Cela n’empêchera évidemment pas l’OGBL de célébrer son triomphe, logique. D’ailleurs, il avait déjà réussi à présenter plus de 5.000 candidats dans quelque 700 entreprises: une victoire en soi pour le puissant syndicat, une forme de noyautage pour d’autres, dirigeants de PME surtout.

L’OGBL a, manifestement, aussi gagné la bataille de la communication et de l’utilisation intelligente des évolutions sociétales. Très actif sur les réseaux sociaux, il a aussi mené une campagne d’information assez subtile. Entre autres, ses candidats pouvaient être consultés, entreprise par entreprise, sur le site électoral que l’OGBL avait spécialement mis en place. La homepage donnait également accès à un simulateur de vote. Bilingue, dynamique et adapté aux différents types d’écrans et de navigateurs, via les tablettes et les smartphones aussi, le site a dû avoir son petit succès.

Accessoirement, l’OGBL avait judicieusement utilisé la magie des noms de domaines, puisque l’adresse était www.electionssociales2013.lu (en version allemande: sozialwahlen.lu).
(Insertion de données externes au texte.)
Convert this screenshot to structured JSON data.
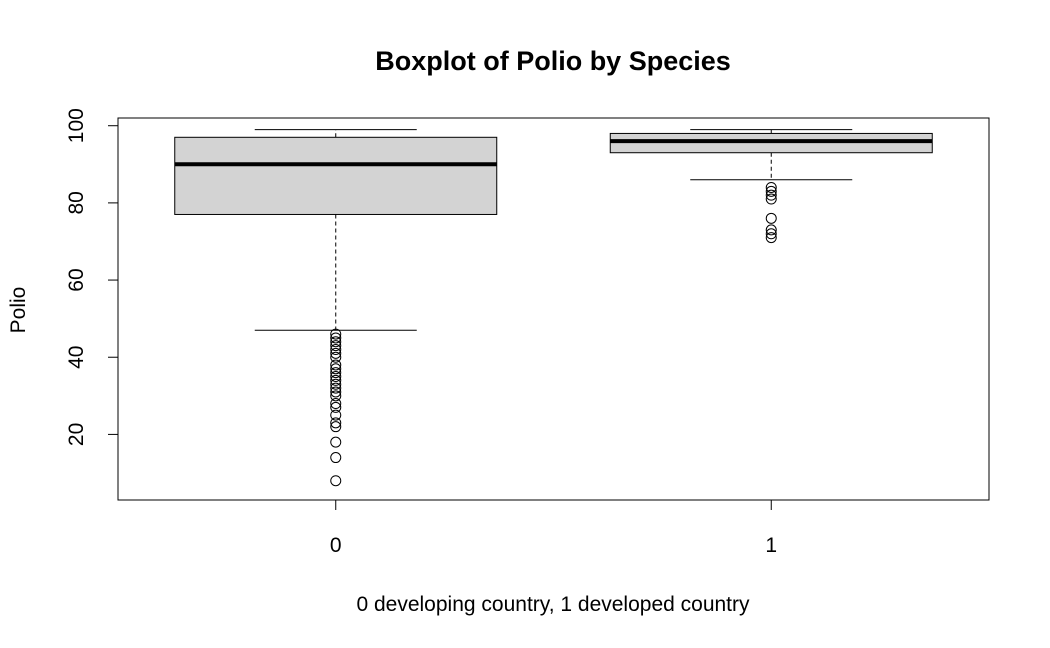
{
  "chart_data": {
    "type": "boxplot",
    "title": "Boxplot of Polio by Species",
    "xlabel": "0 developing country, 1 developed country",
    "ylabel": "Polio",
    "ylim": [
      3,
      102
    ],
    "yticks": [
      20,
      40,
      60,
      80,
      100
    ],
    "grid": false,
    "legend": "none",
    "box_fill": "#d3d3d3",
    "categories": [
      "0",
      "1"
    ],
    "boxes": [
      {
        "category": "0",
        "whisker_low": 47,
        "q1": 77,
        "median": 90,
        "q3": 97,
        "whisker_high": 99,
        "outliers": [
          46,
          45,
          44,
          43,
          42,
          41,
          40,
          38,
          37,
          36,
          35,
          34,
          33,
          32,
          31,
          30,
          28,
          27,
          25,
          23,
          22,
          18,
          14,
          8
        ]
      },
      {
        "category": "1",
        "whisker_low": 86,
        "q1": 93,
        "median": 96,
        "q3": 98,
        "whisker_high": 99,
        "outliers": [
          84,
          83,
          82,
          81,
          76,
          73,
          72,
          71
        ]
      }
    ]
  }
}
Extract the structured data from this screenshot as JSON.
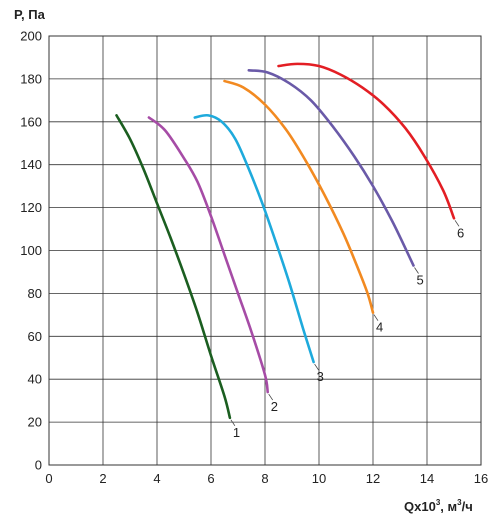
{
  "chart_data": {
    "type": "line",
    "title": "",
    "ylabel": "P, Па",
    "xlabel": {
      "main": "Qx10",
      "sup": "3",
      "sep": ",",
      "unit": " м",
      "unit_sup": "3",
      "unit_rest": "/ч"
    },
    "xlim": [
      0,
      16
    ],
    "ylim": [
      0,
      200
    ],
    "xticks": [
      0,
      2,
      4,
      6,
      8,
      10,
      12,
      14,
      16
    ],
    "yticks": [
      0,
      20,
      40,
      60,
      80,
      100,
      120,
      140,
      160,
      180,
      200
    ],
    "grid": true,
    "legend": "none",
    "series": [
      {
        "label": "1",
        "color": "#1b5e20",
        "x": [
          2.5,
          3.0,
          3.5,
          4.0,
          4.5,
          5.0,
          5.5,
          6.0,
          6.5,
          6.7
        ],
        "y": [
          163,
          152,
          138,
          122,
          106,
          89,
          71,
          51,
          32,
          22
        ]
      },
      {
        "label": "2",
        "color": "#a64ca6",
        "x": [
          3.7,
          4.3,
          5.0,
          5.5,
          6.0,
          6.5,
          7.0,
          7.5,
          8.0,
          8.1
        ],
        "y": [
          162,
          156,
          143,
          132,
          116,
          98,
          80,
          62,
          42,
          34
        ]
      },
      {
        "label": "3",
        "color": "#1eaadc",
        "x": [
          5.4,
          5.9,
          6.4,
          6.9,
          7.4,
          7.9,
          8.4,
          8.9,
          9.4,
          9.8
        ],
        "y": [
          162,
          163,
          160,
          152,
          138,
          122,
          104,
          85,
          64,
          48
        ]
      },
      {
        "label": "4",
        "color": "#f28a21",
        "x": [
          6.5,
          7.2,
          8.0,
          8.8,
          9.5,
          10.2,
          10.9,
          11.4,
          11.8,
          12.0
        ],
        "y": [
          179,
          176,
          168,
          156,
          142,
          126,
          108,
          93,
          80,
          71
        ]
      },
      {
        "label": "5",
        "color": "#6a5aa8",
        "x": [
          7.4,
          8.1,
          8.9,
          9.7,
          10.5,
          11.3,
          12.0,
          12.7,
          13.2,
          13.5
        ],
        "y": [
          184,
          183,
          178,
          170,
          158,
          144,
          130,
          114,
          101,
          93
        ]
      },
      {
        "label": "6",
        "color": "#e31e24",
        "x": [
          8.5,
          9.2,
          10.0,
          10.8,
          11.6,
          12.4,
          13.2,
          13.9,
          14.6,
          15.0
        ],
        "y": [
          186,
          187,
          186,
          182,
          176,
          168,
          157,
          144,
          128,
          115
        ]
      }
    ]
  }
}
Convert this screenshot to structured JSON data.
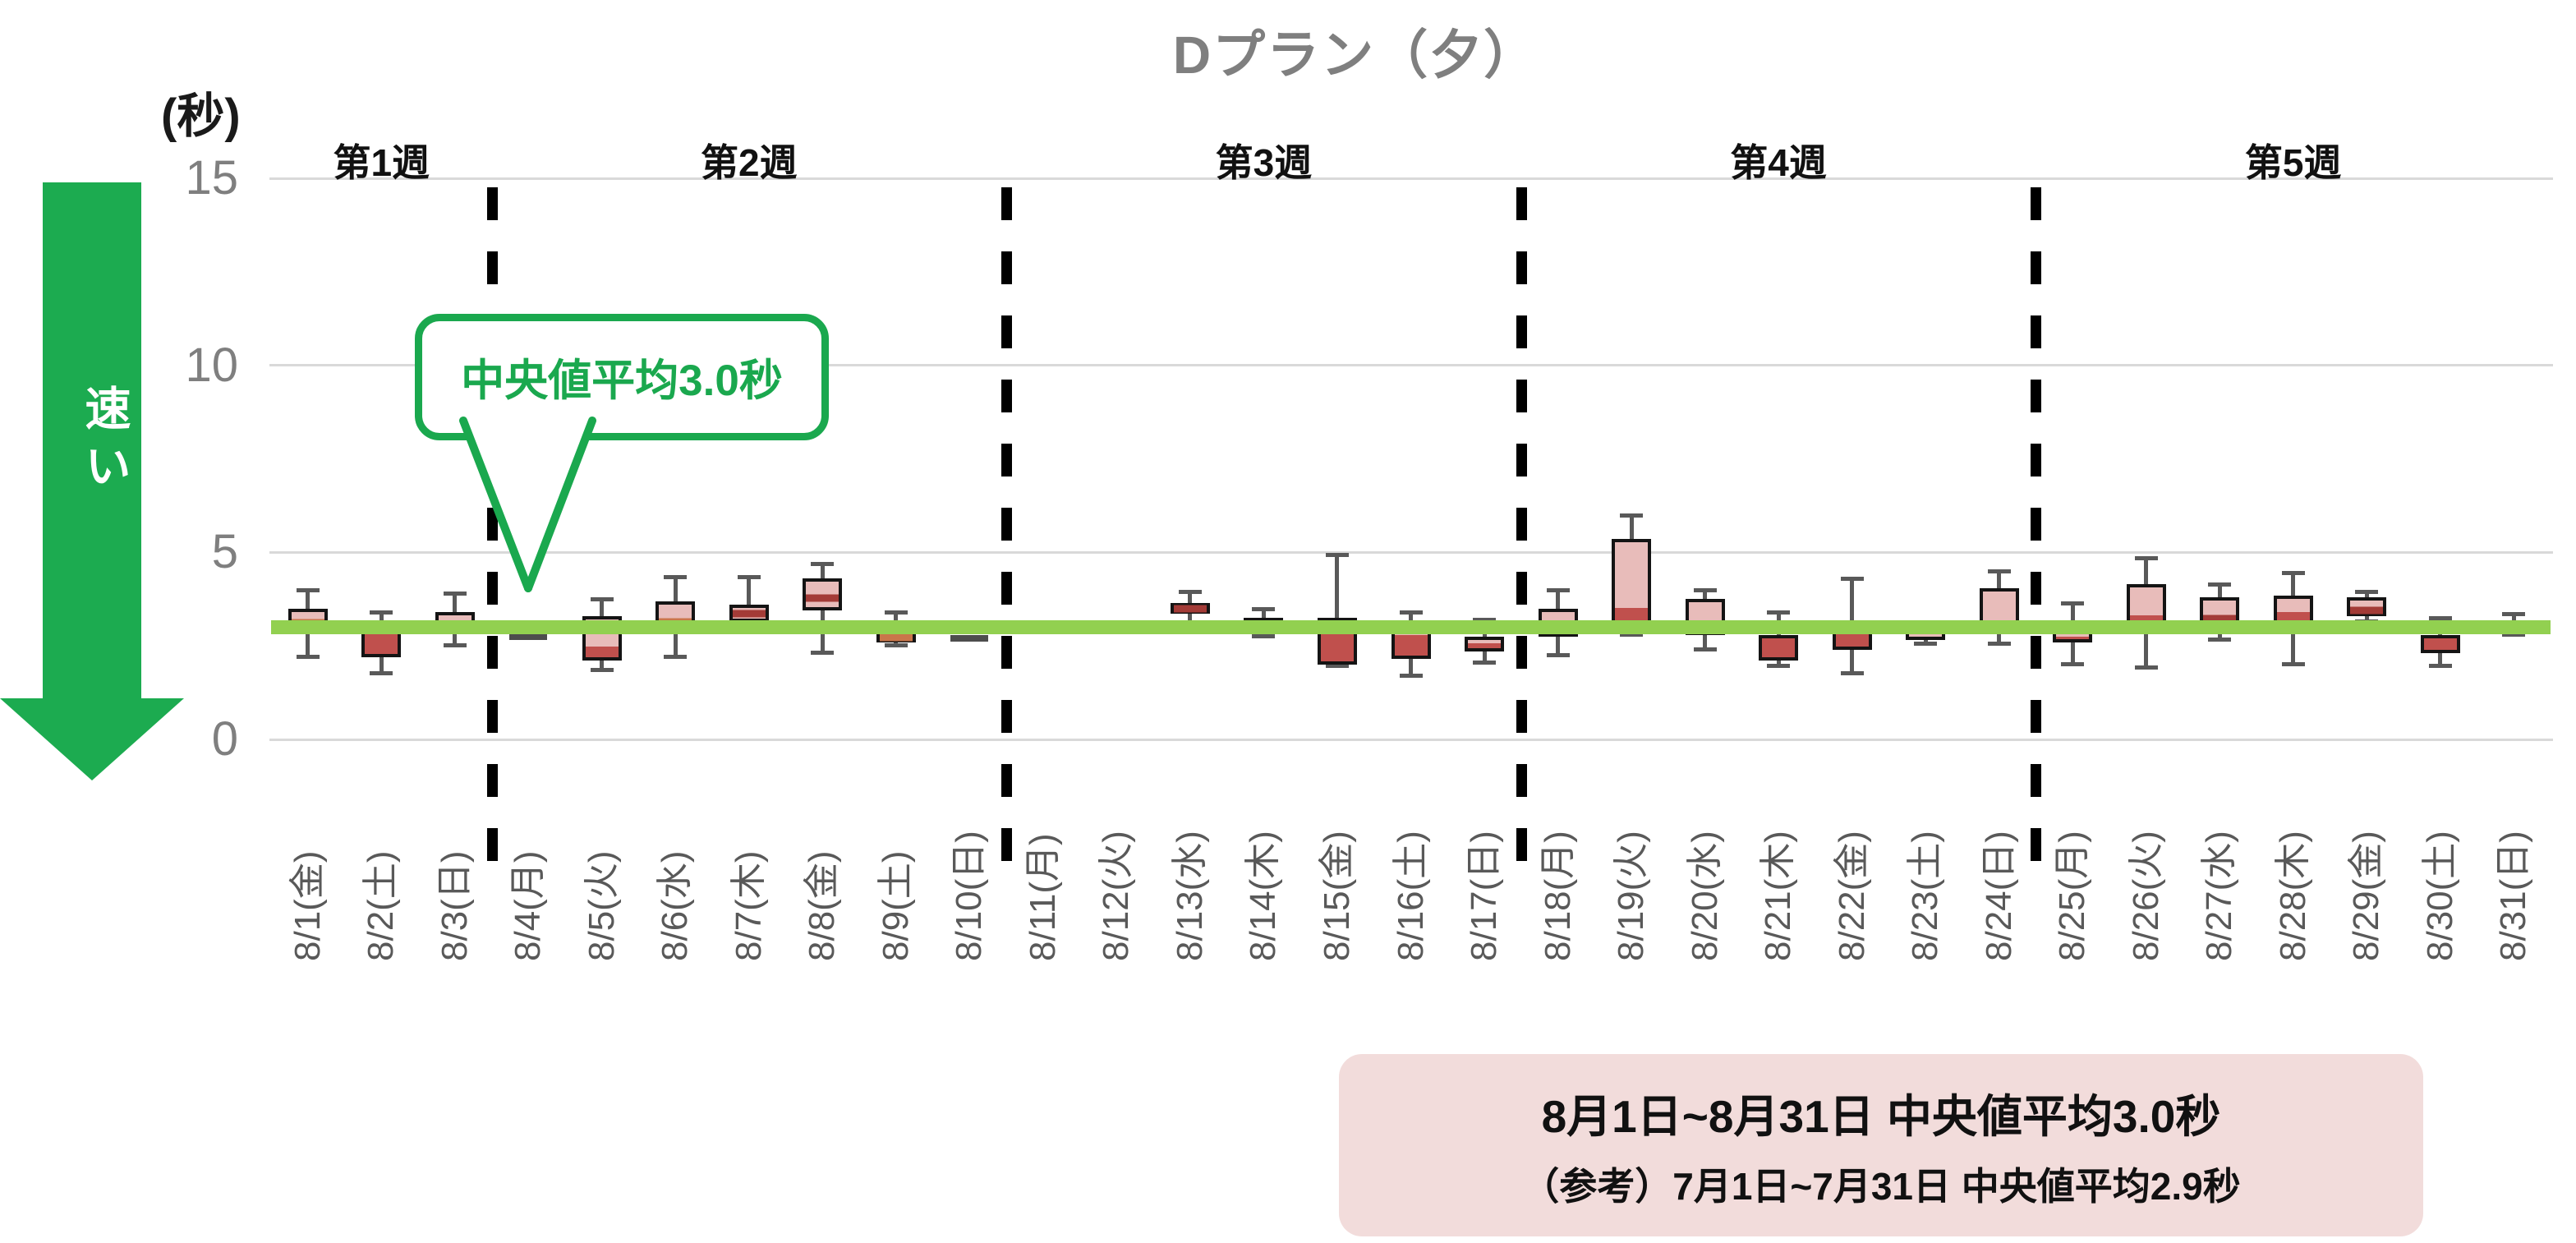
{
  "title": "Dプラン（夕）",
  "y_axis": {
    "unit_label": "(秒)",
    "ticks": [
      15,
      10,
      5,
      0
    ],
    "max": 15
  },
  "arrow": {
    "label": "速い",
    "color": "#1cab50"
  },
  "week_labels": [
    "第1週",
    "第2週",
    "第3週",
    "第4週",
    "第5週"
  ],
  "week_breaks_after_day": [
    3,
    10,
    17,
    24
  ],
  "callout": {
    "text": "中央値平均3.0秒",
    "color": "#1aa84e"
  },
  "reference_line": {
    "value": 3.0,
    "color": "#92d050"
  },
  "summary_box": {
    "line1": "8月1日~8月31日  中央値平均3.0秒",
    "line2": "（参考）7月1日~7月31日  中央値平均2.9秒",
    "background": "#f2dcdb"
  },
  "colors": {
    "box_pink": "#e8bcba",
    "box_dark": "#c0504d",
    "median_orange": "#c9764a",
    "median_dark": "#a33b37",
    "box_border": "#141414",
    "whisker": "#595959",
    "flat_mark": "#4d4d4d",
    "gridline": "#d9d9d9",
    "title_gray": "#7f7f7f",
    "axis_label_gray": "#595959"
  },
  "chart_data": {
    "type": "boxplot",
    "title": "Dプラン（夕）",
    "ylabel": "(秒)",
    "ylim": [
      0,
      15
    ],
    "reference_median_average": 3.0,
    "days": [
      {
        "label": "8/1(金)",
        "min": 2.2,
        "q1": 3.0,
        "median": 3.05,
        "q3": 3.5,
        "max": 4.0,
        "color": "pink",
        "median_marker": "orange"
      },
      {
        "label": "8/2(土)",
        "min": 1.75,
        "q1": 2.2,
        "median": 2.95,
        "q3": 3.0,
        "max": 3.4,
        "color": "dark",
        "median_marker": "none"
      },
      {
        "label": "8/3(日)",
        "min": 2.5,
        "q1": 2.8,
        "median": 2.85,
        "q3": 3.4,
        "max": 3.9,
        "color": "pink",
        "median_marker": "dark"
      },
      {
        "label": "8/4(月)",
        "min": 2.75,
        "q1": 2.75,
        "median": 2.75,
        "q3": 2.75,
        "max": 2.75,
        "color": "flat",
        "median_marker": "none"
      },
      {
        "label": "8/5(火)",
        "min": 1.85,
        "q1": 2.1,
        "median": 2.45,
        "q3": 3.3,
        "max": 3.75,
        "color": "split",
        "median_marker": "none"
      },
      {
        "label": "8/6(水)",
        "min": 2.2,
        "q1": 2.8,
        "median": 3.1,
        "q3": 3.7,
        "max": 4.35,
        "color": "pink",
        "median_marker": "orange"
      },
      {
        "label": "8/7(木)",
        "min": 3.1,
        "q1": 3.15,
        "median": 3.35,
        "q3": 3.6,
        "max": 4.35,
        "color": "pink",
        "median_marker": "dark"
      },
      {
        "label": "8/8(金)",
        "min": 2.3,
        "q1": 3.45,
        "median": 3.75,
        "q3": 4.3,
        "max": 4.7,
        "color": "pink",
        "median_marker": "dark"
      },
      {
        "label": "8/9(土)",
        "min": 2.5,
        "q1": 2.6,
        "median": 2.75,
        "q3": 2.85,
        "max": 3.4,
        "color": "pink",
        "median_marker": "orange"
      },
      {
        "label": "8/10(日)",
        "min": 2.7,
        "q1": 2.7,
        "median": 2.7,
        "q3": 2.7,
        "max": 2.7,
        "color": "flat",
        "median_marker": "none"
      },
      {
        "label": "8/11(月)",
        "min": 2.9,
        "q1": 2.9,
        "median": 2.9,
        "q3": 2.9,
        "max": 2.9,
        "color": "flat",
        "median_marker": "none"
      },
      {
        "label": "8/12(火)",
        "min": 3.1,
        "q1": 3.1,
        "median": 3.1,
        "q3": 3.1,
        "max": 3.1,
        "color": "flat",
        "median_marker": "none"
      },
      {
        "label": "8/13(水)",
        "min": 3.1,
        "q1": 3.35,
        "median": 3.5,
        "q3": 3.65,
        "max": 3.95,
        "color": "dark",
        "median_marker": "dark"
      },
      {
        "label": "8/14(木)",
        "min": 2.75,
        "q1": 3.05,
        "median": 3.1,
        "q3": 3.25,
        "max": 3.5,
        "color": "pink",
        "median_marker": "none"
      },
      {
        "label": "8/15(金)",
        "min": 1.95,
        "q1": 2.0,
        "median": 2.95,
        "q3": 3.25,
        "max": 4.95,
        "color": "split",
        "median_marker": "none"
      },
      {
        "label": "8/16(土)",
        "min": 1.7,
        "q1": 2.15,
        "median": 2.85,
        "q3": 2.95,
        "max": 3.4,
        "color": "split",
        "median_marker": "none"
      },
      {
        "label": "8/17(日)",
        "min": 2.05,
        "q1": 2.35,
        "median": 2.6,
        "q3": 2.75,
        "max": 3.2,
        "color": "split",
        "median_marker": "none"
      },
      {
        "label": "8/18(月)",
        "min": 2.25,
        "q1": 2.75,
        "median": 2.85,
        "q3": 3.5,
        "max": 4.0,
        "color": "pink",
        "median_marker": "orange"
      },
      {
        "label": "8/19(火)",
        "min": 2.8,
        "q1": 3.1,
        "median": 3.45,
        "q3": 5.35,
        "max": 6.0,
        "color": "split",
        "median_marker": "none"
      },
      {
        "label": "8/20(水)",
        "min": 2.4,
        "q1": 2.8,
        "median": 2.85,
        "q3": 3.75,
        "max": 4.0,
        "color": "pink",
        "median_marker": "dark"
      },
      {
        "label": "8/21(木)",
        "min": 1.95,
        "q1": 2.1,
        "median": 2.75,
        "q3": 2.8,
        "max": 3.4,
        "color": "dark",
        "median_marker": "none"
      },
      {
        "label": "8/22(金)",
        "min": 1.75,
        "q1": 2.4,
        "median": 2.9,
        "q3": 3.15,
        "max": 4.3,
        "color": "split",
        "median_marker": "none"
      },
      {
        "label": "8/23(土)",
        "min": 2.55,
        "q1": 2.65,
        "median": 2.85,
        "q3": 2.95,
        "max": 3.15,
        "color": "pink",
        "median_marker": "none"
      },
      {
        "label": "8/24(日)",
        "min": 2.55,
        "q1": 2.8,
        "median": 2.85,
        "q3": 4.05,
        "max": 4.5,
        "color": "pink",
        "median_marker": "orange"
      },
      {
        "label": "8/25(月)",
        "min": 2.0,
        "q1": 2.6,
        "median": 2.7,
        "q3": 2.95,
        "max": 3.65,
        "color": "split",
        "median_marker": "none"
      },
      {
        "label": "8/26(火)",
        "min": 1.9,
        "q1": 3.05,
        "median": 3.25,
        "q3": 4.15,
        "max": 4.85,
        "color": "split",
        "median_marker": "none"
      },
      {
        "label": "8/27(水)",
        "min": 2.65,
        "q1": 3.1,
        "median": 3.15,
        "q3": 3.8,
        "max": 4.15,
        "color": "pink",
        "median_marker": "dark"
      },
      {
        "label": "8/28(木)",
        "min": 2.0,
        "q1": 2.9,
        "median": 3.4,
        "q3": 3.85,
        "max": 4.45,
        "color": "split",
        "median_marker": "none"
      },
      {
        "label": "8/29(金)",
        "min": 3.15,
        "q1": 3.3,
        "median": 3.4,
        "q3": 3.8,
        "max": 3.95,
        "color": "pink",
        "median_marker": "dark"
      },
      {
        "label": "8/30(土)",
        "min": 1.95,
        "q1": 2.3,
        "median": 2.75,
        "q3": 2.8,
        "max": 3.25,
        "color": "dark",
        "median_marker": "none"
      },
      {
        "label": "8/31(日)",
        "min": 2.8,
        "q1": 3.0,
        "median": 3.05,
        "q3": 3.1,
        "max": 3.35,
        "color": "dark",
        "median_marker": "none"
      }
    ]
  }
}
Rien n’indiquait, a priori, que le site était celui de l’OGBL... Combien d’électeurs internautes, neutres syndicalement mais en quête d’informations, sont tombés dessus en ayant tapé «élections sociales Luxembourg» dans leur moteur de recherche? Bien joué!

Cela n’enlève évidemment rien au succès de l’OGBL et cela ne le rend pas suspect non plus. Cela démontre juste qu’une campagne électorale, en plus de l’efficacité éprouvée au fil du temps, des agitations verbales des tribuns ou des polémiques distillées, se joue aussi sur le terrain de la stratégie pensée et des moyens électroniques.